1 Farad caps in series as batteries

[sean k]

I picked up some 5.5V 1 Farad batteries and I'm going to set them up in series for a potential of 11V with a couple of 100k resistors in parallel as bleeder resistors and by my calculation I'll have a 200mA battery.

If I remember right 1 volt stored at 1 amp equals 1 Farad therefore 10V (1 x 10=10)stored at 2 Farads = 200mA (2/10 =.2).

The idea is that, with even 4 to 6 0f these batteries, one will be able to just plug in 9V for a few seconds to fill them up then they'll be of use for, hopefully an hour or two in the average stompbox, then you'll just plug in the 9V again for less time than it takes to change a battery. Am I completely off the mark or will this idea work?

[solderman]

Hi
Without thinking to much, I think you are confusing effect with energy here. You are forgetting the letter "h" in mAh as effect over time. If you're calculations were right i am positive that you have solved the energy need for this planet for all time to come . You will need the same amount of energy (mAh) to play for an hour regardless of power source. Higher effect (mA) when loading the caps will give shorter time (h) to reach the same potential energy (mAh).   

[sean k]

Hey solderman, I've kinda been aware of the time thing but wondered how it fitted in and now that you've said that I'm wondering where I'll find the answers other than to charge up the caps and run a metermeasuring current into a load. I know they are batteries of a kind, caps, because the tube amp runs on as the caps discharge. Also you get sag, volts go down, in the tube amp when the caps are too small and the current load is high. Theres also the caps in cameras that charge up to run the flash. I'll go back and do some reading...

[alanlan]

It sounds like a crazy idea!!!

Seriously though, a number of points:

2 X 1F caps in series is 0.5F not 2F.  If you put them in parallel then you would have 2F but of course it would be rated at 5.5V maximum.

The equation you need is Q (charge in Coulombs) = C (capacitance in Farads) X V (Volts).

So, if you charge the 2F cap to 5.5V (which happens to be the maximum before damage may be sustained), you have a charge of 11C.

Current (A) is the rate of change of charge or, Q / time.  So, if you drained a constant current of 1mA from the capacitor, all the charge would be gone (in theory) in 11000 seconds.  But as the charge on the capacitor is reduced, then so must the voltage (look at the equation again).  So the voltage would ramp down linearly as the current flows.  

If you load a charged capacitor with a resistive load (rather than a constant current load), the voltage will decrease exponentially i.e. it will reduce more quickly initially and level off towards zero.

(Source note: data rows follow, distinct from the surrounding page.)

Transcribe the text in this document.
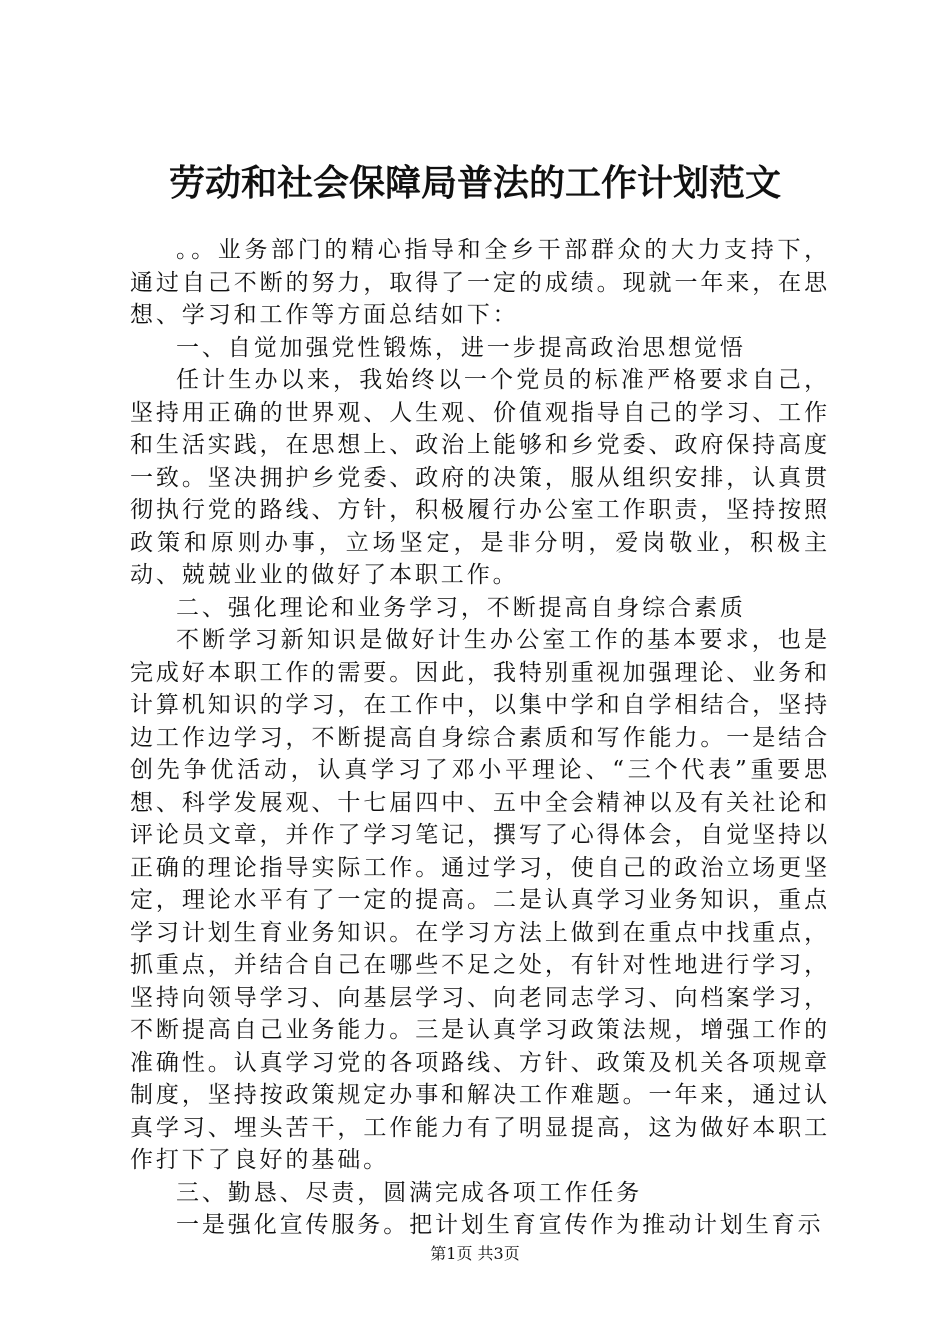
劳动和社会保障局普法的工作计划范文

。。业务部门的精心指导和全乡干部群众的大力支持下，通过自己不断的努力，取得了一定的成绩。现就一年来，在思想、学习和工作等方面总结如下：

一、自觉加强党性锻炼，进一步提高政治思想觉悟

任计生办以来，我始终以一个党员的标准严格要求自己，坚持用正确的世界观、人生观、价值观指导自己的学习、工作和生活实践，在思想上、政治上能够和乡党委、政府保持高度一致。坚决拥护乡党委、政府的决策，服从组织安排，认真贯彻执行党的路线、方针，积极履行办公室工作职责，坚持按照政策和原则办事，立场坚定，是非分明，爱岗敬业，积极主动、兢兢业业的做好了本职工作。

二、强化理论和业务学习，不断提高自身综合素质

不断学习新知识是做好计生办公室工作的基本要求，也是完成好本职工作的需要。因此，我特别重视加强理论、业务和计算机知识的学习，在工作中，以集中学和自学相结合，坚持边工作边学习，不断提高自身综合素质和写作能力。一是结合创先争优活动，认真学习了邓小平理论、“三个代表”重要思想、科学发展观、十七届四中、五中全会精神以及有关社论和评论员文章，并作了学习笔记，撰写了心得体会，自觉坚持以正确的理论指导实际工作。通过学习，使自己的政治立场更坚定，理论水平有了一定的提高。二是认真学习业务知识，重点学习计划生育业务知识。在学习方法上做到在重点中找重点，抓重点，并结合自己在哪些不足之处，有针对性地进行学习，坚持向领导学习、向基层学习、向老同志学习、向档案学习，不断提高自己业务能力。三是认真学习政策法规，增强工作的准确性。认真学习党的各项路线、方针、政策及机关各项规章制度，坚持按政策规定办事和解决工作难题。一年来，通过认真学习、埋头苦干，工作能力有了明显提高，这为做好本职工作打下了良好的基础。

三、勤恳、尽责，圆满完成各项工作任务

一是强化宣传服务。把计划生育宣传作为推动计划生育示

第1页 共3页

I don't mean to dampen your enthusiasm and maybe I'm missing something here!

[sean k]

No problem, I'm learning and thats a good thing
I'll get two more and have each two in series in parallel so I'll have 1F capable of about 10V and then I'll charge them up and use then on a booster and see how long they go. 8 of these caps takes the same space as a 9V battery and given the price of 9V rechargeables and the charger... I don't know I'll see what happens. Thanks for the info chaps.

[petemoore]

RG was talking about "Supercaps' IIRC.
  I like the idea...especially if it could wait for a few hours then do a whole say 4 hour gig.
  Zap your cap and not have to worry about opening up the pedal case next week to get the discharged, new battery out.

[R.G.]

Q = C*V, or C = Q/V

You can also write this as
C = (dv/dt)/(dV/dt) Since C is constant with time. Mostly at least.

dq/dt is the same thing as current I, so C = I/(dV/dt) where dV/dt is "the change of voltage per unit time".

Finally,
dv/dt = I/C, which tells us that the voltage runs down at a rate of I/C.The form we need this in is dt = Cdv/I, or "the time it takes to drain a capacitor of C capacitance is C times the difference in the starting and finishing voltages divided by the current you pull."

A "9V" battery is considered dead at 7V by the battery makers. If you run an LED in your effect at 10ma (which is pretty common) and the effect is 1ma (a reasonable guess for simple effects) then I = 11ma.

The time between 9V and 7V at 11ma for a 0.5F cap is dt = dv*C/I = 2V*0.5F/0.02 = (1/2)*10E2 V-F/A = 50seconds.

If I didn't drop a decimal somewhere, two 1F/4.5V supercaps in series will run an effect using 11ma for 50 seconds before reaching the same voltage at which a battery would be considered drained.

[sean k]

Thanks R.G.,
                   So that means that 2 in series paralleled with another two in series equals about 100 seconds with the LED. So if we take out the LED we can safely times that by 10 for 1000 seconds which is about 16 minutes.
What I'm thinking now is that one rechargable battery or powersupply could then be hooked up to all the FX and be used to charge up the individual caps when they start sounding nasty. It'd save money in batteries and space in individual power supplies.